Jamie Lee Curtis admitted in an interview with Variety that H20 “...ended up being a money gig...It talked about alcoholism and trauma, but I just did it for the money”. I’d argue that H20 tackled the subject of PTSD in greater depth than HALLOWEEN (2018). There’s little actual meat on the bone for her character Laurie besides recreating key moments from the original by inverting those scenes whereby she’s now in Myer’s place, e.g. watching her granddaughter in class from across the street, or disappearing from the lawn after a fall when Michael peers over the balcony. (Admittedly these are nice touches, although ultimately they just serve as callback reminders to confirm how vastly superior the original was.) There’s only one actual glimpse of footage from Carpenter’s 1978 film, the murder of Judith Myers by the young Michael. Bizarrely, the writers have decided to big up the ‘facts’ by adding further grisly details as to what Judith’s younger sibling supposedly did to her. Narrated by podcaster Aaron, the footage (naturally) doesn’t bear any resemblance to what he is actual describing. Now that’s retcon, with the emphasis very much on ‘con’.

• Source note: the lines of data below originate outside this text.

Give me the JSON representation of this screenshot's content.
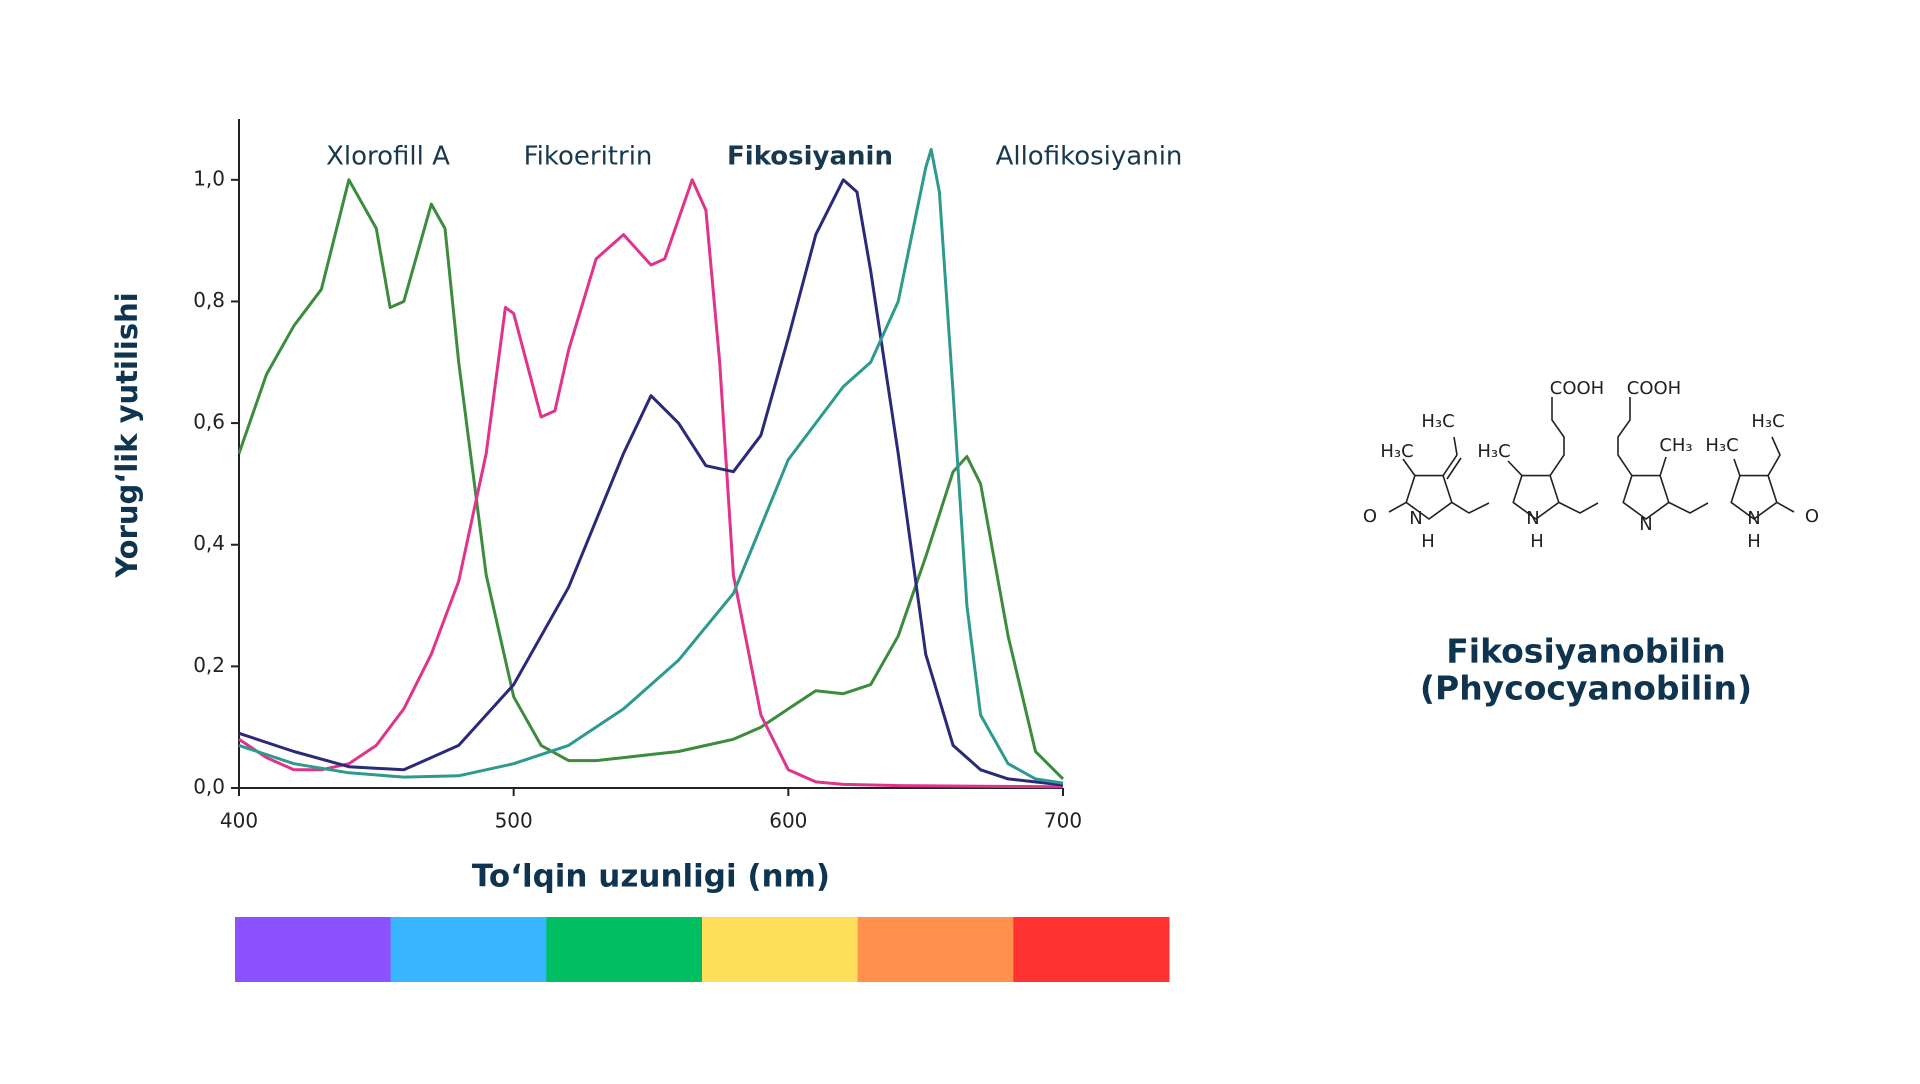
{
  "chart_data": {
    "type": "line",
    "x_label": "To‘lqin uzunligi (nm)",
    "y_label": "Yorug‘lik yutilishi",
    "xlim": [
      400,
      700
    ],
    "ylim": [
      0,
      1.1
    ],
    "xticks": [
      400,
      500,
      600,
      700
    ],
    "yticks": [
      {
        "value": 0,
        "label": "0,0"
      },
      {
        "value": 0.2,
        "label": "0,2"
      },
      {
        "value": 0.4,
        "label": "0,4"
      },
      {
        "value": 0.6,
        "label": "0,6"
      },
      {
        "value": 0.8,
        "label": "0,8"
      },
      {
        "value": 1.0,
        "label": "1,0"
      }
    ],
    "series": [
      {
        "name": "Xlorofill A",
        "color": "#3d8c3d",
        "bold": false,
        "x": [
          400,
          410,
          420,
          430,
          440,
          450,
          455,
          460,
          470,
          475,
          480,
          490,
          500,
          510,
          520,
          530,
          540,
          550,
          560,
          570,
          580,
          590,
          600,
          610,
          620,
          630,
          640,
          650,
          660,
          665,
          670,
          680,
          690,
          700
        ],
        "values": [
          0.55,
          0.68,
          0.76,
          0.82,
          1.0,
          0.92,
          0.79,
          0.8,
          0.96,
          0.92,
          0.7,
          0.35,
          0.15,
          0.07,
          0.045,
          0.045,
          0.05,
          0.055,
          0.06,
          0.07,
          0.08,
          0.1,
          0.13,
          0.16,
          0.155,
          0.17,
          0.25,
          0.38,
          0.52,
          0.545,
          0.5,
          0.25,
          0.06,
          0.015
        ]
      },
      {
        "name": "Fikoeritrin",
        "color": "#e0338a",
        "bold": false,
        "x": [
          400,
          410,
          420,
          430,
          440,
          450,
          460,
          470,
          480,
          490,
          497,
          500,
          510,
          515,
          520,
          530,
          540,
          550,
          555,
          565,
          570,
          575,
          580,
          590,
          600,
          610,
          620,
          640,
          700
        ],
        "values": [
          0.08,
          0.05,
          0.03,
          0.03,
          0.04,
          0.07,
          0.13,
          0.22,
          0.34,
          0.55,
          0.79,
          0.78,
          0.61,
          0.62,
          0.72,
          0.87,
          0.91,
          0.86,
          0.87,
          1.0,
          0.95,
          0.7,
          0.35,
          0.12,
          0.03,
          0.01,
          0.006,
          0.004,
          0.002
        ]
      },
      {
        "name": "Fikosiyanin",
        "color": "#2b2a7a",
        "bold": true,
        "x": [
          400,
          420,
          440,
          460,
          480,
          500,
          520,
          540,
          550,
          560,
          570,
          580,
          590,
          600,
          610,
          620,
          625,
          630,
          640,
          650,
          660,
          670,
          680,
          700
        ],
        "values": [
          0.09,
          0.06,
          0.035,
          0.03,
          0.07,
          0.17,
          0.33,
          0.55,
          0.645,
          0.6,
          0.53,
          0.52,
          0.58,
          0.74,
          0.91,
          1.0,
          0.98,
          0.85,
          0.55,
          0.22,
          0.07,
          0.03,
          0.015,
          0.005
        ]
      },
      {
        "name": "Allofikosiyanin",
        "color": "#2e9a8e",
        "bold": false,
        "x": [
          400,
          420,
          440,
          460,
          480,
          500,
          520,
          540,
          560,
          580,
          590,
          600,
          610,
          620,
          630,
          640,
          650,
          652,
          655,
          660,
          665,
          670,
          680,
          690,
          700
        ],
        "values": [
          0.07,
          0.04,
          0.025,
          0.018,
          0.02,
          0.04,
          0.07,
          0.13,
          0.21,
          0.32,
          0.43,
          0.54,
          0.6,
          0.66,
          0.7,
          0.8,
          1.02,
          1.05,
          0.98,
          0.65,
          0.3,
          0.12,
          0.04,
          0.015,
          0.008
        ]
      }
    ],
    "spectrum_colors": [
      "#8c52ff",
      "#38b6ff",
      "#00bf63",
      "#ffde59",
      "#ff914d",
      "#ff3131"
    ]
  },
  "molecule": {
    "labels": [
      "H₃C",
      "H₃C",
      "H₃C",
      "COOH",
      "COOH",
      "CH₃",
      "H₃C",
      "H₃C",
      "O",
      "N",
      "H",
      "N",
      "H",
      "N",
      "N",
      "H",
      "O"
    ],
    "name": "Fikosiyanobilin",
    "alt_name": "(Phycocyanobilin)"
  }
}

Carpenter’s revised and remixed score, in collaboration with son Cody Carpenter and Daniel A. Davies is a fantastic pulsating celebration of electronic menace which rocks, unlike the accompanying visuals which sadly do not.

As the final end credits roll and just before the Universal logo returns, the sound of Michael’s breathing is introduced just in case anyone is in any doubt that a sequel is on the cards. Given the remarkable box-office haul already, I’d say it’s almost certain we’ll get another round with Michael and Laurie. Will John Carpenter be involved again? To quote from a Den of Geek interview when asked about sequels to any of his other films: “I don’t know, but I’m up for almost anything that involves money.”